Former wind turbine manufacturer

Southwest Windpower (SWWP) was a wind turbine manufacturer established in 1987 based in Flagstaff, Arizona, United States. The company specialized in small, reliable battery charging wind generators that complement photovoltaics (solar energy or PV) in supplying energy to rural areas.

Southwest Windpower closed for business in the first quarter of 2013.
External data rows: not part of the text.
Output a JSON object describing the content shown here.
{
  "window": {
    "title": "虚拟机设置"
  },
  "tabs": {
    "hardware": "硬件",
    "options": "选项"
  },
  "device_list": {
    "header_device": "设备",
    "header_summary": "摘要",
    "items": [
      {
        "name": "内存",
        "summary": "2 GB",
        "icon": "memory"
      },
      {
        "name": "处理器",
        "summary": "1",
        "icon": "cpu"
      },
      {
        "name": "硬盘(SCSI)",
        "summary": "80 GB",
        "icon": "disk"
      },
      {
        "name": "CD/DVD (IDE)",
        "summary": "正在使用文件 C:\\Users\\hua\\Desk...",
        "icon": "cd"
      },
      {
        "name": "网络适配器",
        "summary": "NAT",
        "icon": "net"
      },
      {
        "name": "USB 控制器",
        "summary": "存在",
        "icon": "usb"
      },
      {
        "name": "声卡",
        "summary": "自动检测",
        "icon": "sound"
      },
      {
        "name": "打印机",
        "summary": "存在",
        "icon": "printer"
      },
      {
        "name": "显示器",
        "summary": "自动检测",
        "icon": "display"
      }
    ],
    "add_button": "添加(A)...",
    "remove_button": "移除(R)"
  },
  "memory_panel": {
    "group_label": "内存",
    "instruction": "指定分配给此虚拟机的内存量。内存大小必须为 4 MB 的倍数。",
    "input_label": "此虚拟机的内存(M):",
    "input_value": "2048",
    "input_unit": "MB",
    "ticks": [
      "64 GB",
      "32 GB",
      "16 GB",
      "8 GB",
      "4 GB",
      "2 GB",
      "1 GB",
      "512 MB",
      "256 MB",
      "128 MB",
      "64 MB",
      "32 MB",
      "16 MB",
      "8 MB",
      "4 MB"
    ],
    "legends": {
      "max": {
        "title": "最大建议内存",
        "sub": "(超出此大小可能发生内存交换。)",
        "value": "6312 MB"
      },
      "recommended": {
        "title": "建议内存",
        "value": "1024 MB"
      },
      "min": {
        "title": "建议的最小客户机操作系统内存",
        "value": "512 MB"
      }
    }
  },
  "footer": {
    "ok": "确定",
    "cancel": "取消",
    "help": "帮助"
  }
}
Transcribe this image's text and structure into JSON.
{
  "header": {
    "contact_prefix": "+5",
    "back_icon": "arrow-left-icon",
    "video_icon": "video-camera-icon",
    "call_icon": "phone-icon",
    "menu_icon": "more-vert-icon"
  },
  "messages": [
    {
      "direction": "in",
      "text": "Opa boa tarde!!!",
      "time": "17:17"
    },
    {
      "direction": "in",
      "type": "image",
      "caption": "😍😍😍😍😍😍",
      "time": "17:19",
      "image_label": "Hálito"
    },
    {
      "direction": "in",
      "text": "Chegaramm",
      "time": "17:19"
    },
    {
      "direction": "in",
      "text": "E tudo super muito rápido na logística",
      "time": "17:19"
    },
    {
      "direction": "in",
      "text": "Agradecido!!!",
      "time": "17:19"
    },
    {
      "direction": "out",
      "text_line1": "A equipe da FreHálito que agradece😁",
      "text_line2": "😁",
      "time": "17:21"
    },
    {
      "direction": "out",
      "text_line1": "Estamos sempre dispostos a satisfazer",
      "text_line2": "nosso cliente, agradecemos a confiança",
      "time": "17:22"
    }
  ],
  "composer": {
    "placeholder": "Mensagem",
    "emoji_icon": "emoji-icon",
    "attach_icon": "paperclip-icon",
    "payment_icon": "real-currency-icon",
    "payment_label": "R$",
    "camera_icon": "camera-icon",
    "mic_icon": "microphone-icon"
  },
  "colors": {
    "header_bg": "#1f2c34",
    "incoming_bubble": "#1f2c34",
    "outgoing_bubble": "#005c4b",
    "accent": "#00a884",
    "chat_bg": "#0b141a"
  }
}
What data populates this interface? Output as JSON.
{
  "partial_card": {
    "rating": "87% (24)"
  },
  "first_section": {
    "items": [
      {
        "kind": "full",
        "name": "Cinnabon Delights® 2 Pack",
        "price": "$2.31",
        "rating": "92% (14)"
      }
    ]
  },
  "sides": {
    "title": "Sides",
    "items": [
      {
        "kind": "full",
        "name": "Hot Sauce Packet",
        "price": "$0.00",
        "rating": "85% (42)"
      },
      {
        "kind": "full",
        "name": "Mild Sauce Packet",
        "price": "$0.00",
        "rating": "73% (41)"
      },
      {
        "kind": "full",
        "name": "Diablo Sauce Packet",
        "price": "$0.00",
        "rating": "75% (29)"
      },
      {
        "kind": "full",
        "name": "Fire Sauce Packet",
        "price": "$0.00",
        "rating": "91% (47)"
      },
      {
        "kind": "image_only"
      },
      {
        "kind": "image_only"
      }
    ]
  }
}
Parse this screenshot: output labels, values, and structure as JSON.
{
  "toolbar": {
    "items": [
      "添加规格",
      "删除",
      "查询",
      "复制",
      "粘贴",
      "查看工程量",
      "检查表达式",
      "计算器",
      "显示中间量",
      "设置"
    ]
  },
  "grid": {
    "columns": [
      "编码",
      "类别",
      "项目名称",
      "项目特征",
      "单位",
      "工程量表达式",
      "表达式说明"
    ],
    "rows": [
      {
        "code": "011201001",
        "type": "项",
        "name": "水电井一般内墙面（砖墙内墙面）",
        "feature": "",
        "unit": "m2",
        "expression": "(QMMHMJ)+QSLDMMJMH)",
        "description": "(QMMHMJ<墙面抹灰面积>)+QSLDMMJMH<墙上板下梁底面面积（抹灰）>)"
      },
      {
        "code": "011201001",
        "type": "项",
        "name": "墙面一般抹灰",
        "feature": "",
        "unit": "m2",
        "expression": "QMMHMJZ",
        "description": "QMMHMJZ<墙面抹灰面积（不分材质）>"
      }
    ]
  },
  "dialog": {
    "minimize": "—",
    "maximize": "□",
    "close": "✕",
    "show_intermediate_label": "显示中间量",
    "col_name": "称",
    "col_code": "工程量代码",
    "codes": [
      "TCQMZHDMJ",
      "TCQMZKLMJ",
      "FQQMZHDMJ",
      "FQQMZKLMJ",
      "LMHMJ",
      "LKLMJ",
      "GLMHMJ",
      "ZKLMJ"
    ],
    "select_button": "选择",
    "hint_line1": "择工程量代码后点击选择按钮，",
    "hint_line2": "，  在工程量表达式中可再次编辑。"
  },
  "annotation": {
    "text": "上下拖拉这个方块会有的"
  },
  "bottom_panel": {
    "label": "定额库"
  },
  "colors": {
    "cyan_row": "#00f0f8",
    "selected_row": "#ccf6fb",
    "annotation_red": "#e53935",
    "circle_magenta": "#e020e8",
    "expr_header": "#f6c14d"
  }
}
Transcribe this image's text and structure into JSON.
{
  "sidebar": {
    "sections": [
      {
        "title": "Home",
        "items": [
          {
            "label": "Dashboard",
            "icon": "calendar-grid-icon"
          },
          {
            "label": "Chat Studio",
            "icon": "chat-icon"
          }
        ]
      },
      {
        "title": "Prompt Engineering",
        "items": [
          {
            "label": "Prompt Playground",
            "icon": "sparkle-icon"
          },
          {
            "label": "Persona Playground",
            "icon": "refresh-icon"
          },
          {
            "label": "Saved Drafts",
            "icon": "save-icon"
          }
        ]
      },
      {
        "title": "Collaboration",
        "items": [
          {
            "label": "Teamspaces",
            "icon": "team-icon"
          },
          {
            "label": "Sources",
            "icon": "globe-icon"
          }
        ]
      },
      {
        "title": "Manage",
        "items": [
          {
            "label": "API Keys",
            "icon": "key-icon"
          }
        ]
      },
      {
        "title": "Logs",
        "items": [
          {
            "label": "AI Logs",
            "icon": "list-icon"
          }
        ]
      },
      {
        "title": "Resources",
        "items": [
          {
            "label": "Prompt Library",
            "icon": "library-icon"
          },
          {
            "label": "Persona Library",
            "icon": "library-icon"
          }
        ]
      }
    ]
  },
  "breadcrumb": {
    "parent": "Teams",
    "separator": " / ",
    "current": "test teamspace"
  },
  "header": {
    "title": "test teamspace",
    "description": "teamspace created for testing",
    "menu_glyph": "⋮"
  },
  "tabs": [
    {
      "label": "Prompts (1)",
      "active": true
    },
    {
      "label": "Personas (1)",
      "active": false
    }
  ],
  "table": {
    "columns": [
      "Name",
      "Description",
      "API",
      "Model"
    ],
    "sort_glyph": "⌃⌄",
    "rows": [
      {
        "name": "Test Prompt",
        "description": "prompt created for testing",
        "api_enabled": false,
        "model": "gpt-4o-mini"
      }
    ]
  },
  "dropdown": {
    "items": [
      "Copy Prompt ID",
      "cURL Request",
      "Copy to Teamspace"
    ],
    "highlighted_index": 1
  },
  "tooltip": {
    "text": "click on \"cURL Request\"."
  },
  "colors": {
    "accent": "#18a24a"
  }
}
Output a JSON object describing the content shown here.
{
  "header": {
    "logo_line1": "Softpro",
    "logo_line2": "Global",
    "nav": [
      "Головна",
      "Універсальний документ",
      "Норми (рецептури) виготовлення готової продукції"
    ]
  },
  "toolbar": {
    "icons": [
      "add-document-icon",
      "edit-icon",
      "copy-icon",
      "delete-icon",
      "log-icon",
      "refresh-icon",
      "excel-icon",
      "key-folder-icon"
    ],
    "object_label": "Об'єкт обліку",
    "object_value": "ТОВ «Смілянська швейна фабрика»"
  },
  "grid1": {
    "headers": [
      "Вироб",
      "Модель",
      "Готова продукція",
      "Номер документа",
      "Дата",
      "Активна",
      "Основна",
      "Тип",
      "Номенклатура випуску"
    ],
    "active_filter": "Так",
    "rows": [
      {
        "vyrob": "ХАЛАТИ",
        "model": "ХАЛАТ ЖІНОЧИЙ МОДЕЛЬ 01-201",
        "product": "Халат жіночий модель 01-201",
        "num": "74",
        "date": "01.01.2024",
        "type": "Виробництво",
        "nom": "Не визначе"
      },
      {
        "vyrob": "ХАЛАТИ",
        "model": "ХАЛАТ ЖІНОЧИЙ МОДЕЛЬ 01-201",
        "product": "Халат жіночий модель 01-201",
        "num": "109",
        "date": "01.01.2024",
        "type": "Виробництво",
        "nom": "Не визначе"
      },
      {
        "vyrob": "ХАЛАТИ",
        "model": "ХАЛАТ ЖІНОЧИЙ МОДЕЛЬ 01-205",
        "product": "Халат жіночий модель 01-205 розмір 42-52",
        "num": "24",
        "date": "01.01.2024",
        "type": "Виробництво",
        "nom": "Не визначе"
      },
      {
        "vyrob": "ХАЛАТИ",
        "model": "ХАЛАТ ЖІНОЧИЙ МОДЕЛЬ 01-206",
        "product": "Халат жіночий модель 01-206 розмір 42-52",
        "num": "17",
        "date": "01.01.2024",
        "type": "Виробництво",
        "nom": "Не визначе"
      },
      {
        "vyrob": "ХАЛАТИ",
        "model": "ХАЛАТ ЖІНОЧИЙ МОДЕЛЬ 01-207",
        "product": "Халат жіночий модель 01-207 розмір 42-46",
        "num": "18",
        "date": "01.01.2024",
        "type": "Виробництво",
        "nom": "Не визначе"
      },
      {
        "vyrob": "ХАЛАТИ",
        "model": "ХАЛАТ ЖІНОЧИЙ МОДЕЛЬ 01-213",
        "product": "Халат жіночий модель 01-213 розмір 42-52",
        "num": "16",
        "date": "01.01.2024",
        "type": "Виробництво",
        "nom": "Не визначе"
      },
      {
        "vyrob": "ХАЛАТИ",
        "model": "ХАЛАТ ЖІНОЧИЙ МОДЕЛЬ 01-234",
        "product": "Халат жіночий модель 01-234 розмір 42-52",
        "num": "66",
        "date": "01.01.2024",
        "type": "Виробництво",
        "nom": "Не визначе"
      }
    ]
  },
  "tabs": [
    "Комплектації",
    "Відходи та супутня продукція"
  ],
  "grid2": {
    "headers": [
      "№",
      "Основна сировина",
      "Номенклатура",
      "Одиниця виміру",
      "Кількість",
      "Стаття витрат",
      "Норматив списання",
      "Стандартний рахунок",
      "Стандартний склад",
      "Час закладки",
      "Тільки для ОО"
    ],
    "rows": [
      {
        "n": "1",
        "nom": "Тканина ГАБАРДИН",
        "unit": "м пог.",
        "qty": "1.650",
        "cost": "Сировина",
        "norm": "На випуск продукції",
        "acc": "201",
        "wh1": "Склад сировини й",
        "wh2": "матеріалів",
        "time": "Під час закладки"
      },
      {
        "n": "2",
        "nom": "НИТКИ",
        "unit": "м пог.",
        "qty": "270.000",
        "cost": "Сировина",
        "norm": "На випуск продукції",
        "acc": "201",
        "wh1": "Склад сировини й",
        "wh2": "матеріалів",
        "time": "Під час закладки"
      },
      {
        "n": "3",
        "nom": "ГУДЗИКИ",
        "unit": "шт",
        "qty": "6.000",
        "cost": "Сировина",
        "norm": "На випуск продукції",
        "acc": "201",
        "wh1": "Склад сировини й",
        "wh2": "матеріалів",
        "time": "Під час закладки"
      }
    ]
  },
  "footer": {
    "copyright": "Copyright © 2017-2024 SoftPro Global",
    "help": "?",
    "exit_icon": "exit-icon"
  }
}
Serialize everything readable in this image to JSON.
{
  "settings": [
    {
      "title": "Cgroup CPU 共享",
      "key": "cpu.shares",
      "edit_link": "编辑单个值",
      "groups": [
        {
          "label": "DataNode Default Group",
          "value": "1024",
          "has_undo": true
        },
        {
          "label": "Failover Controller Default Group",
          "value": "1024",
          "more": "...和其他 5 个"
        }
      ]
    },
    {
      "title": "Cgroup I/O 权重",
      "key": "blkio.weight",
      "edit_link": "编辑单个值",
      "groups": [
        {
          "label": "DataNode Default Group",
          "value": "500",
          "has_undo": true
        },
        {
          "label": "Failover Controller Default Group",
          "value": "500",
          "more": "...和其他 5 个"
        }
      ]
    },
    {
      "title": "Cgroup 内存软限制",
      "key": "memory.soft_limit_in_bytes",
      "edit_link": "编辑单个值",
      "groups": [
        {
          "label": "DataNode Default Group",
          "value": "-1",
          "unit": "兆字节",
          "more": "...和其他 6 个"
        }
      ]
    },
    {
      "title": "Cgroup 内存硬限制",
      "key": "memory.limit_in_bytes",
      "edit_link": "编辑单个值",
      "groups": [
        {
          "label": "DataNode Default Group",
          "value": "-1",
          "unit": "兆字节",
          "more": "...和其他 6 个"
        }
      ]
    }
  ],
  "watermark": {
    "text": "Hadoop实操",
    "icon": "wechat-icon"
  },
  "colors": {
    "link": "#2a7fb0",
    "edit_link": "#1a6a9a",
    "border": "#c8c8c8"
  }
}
The remaining Skystream assets were acquired by Xzeres wind in July 2013. Xzeres CEO Frank Greco had been the CEO of Southwest Windpower.

==Certifications==

In 2000, SWWP became the first wind turbine manufacturer to receive Underwriters Laboratories (UL) and International Electrotechnical Commission (IEC) certification, for its AIR series wind turbines. Southwest Windpower’s latest turbine, the Skystream 3.7, has a rotor diameter of about 12 ft and can generate up to half an average U.S. home's energy in optimal winds. It is the first residential-scale wind generator designed specifically for the grid-connected home or small business.

Skystream was the first device to be spun out of the U.S. Department of Energy's Wind Energy Program. That program includes the National Renewable Energy Laboratory Wind Technology Center in Boulder CO. Andrew Kruse estimates that one Skystream will produce about 100 MWh of energy over its 20-year design life. At a typical total installed cost of $15,000, that gives an average energy cost of 9 cents per kilowatthour.

In 2011 the company received a Statement of Compliance from Germanischer Lloyd which confirms that Skystream 3.7 meets the requirements of the IEC Standard 61400-2:2006, Edition 2, "Design requirements for Small wind turbines," which addresses safety philosophy, quality assurance and engineering integrity of the turbine.

The Small Wind Certification Council (SWCC) issued a consumer label and certification in 2011 that validated manufacturer claims for Skystream 3.7 performance, reliability and safety were accurate.

A Skystream 3.7 has been tested as an airborne wind turbine in an Altaeros helium-filled balloon.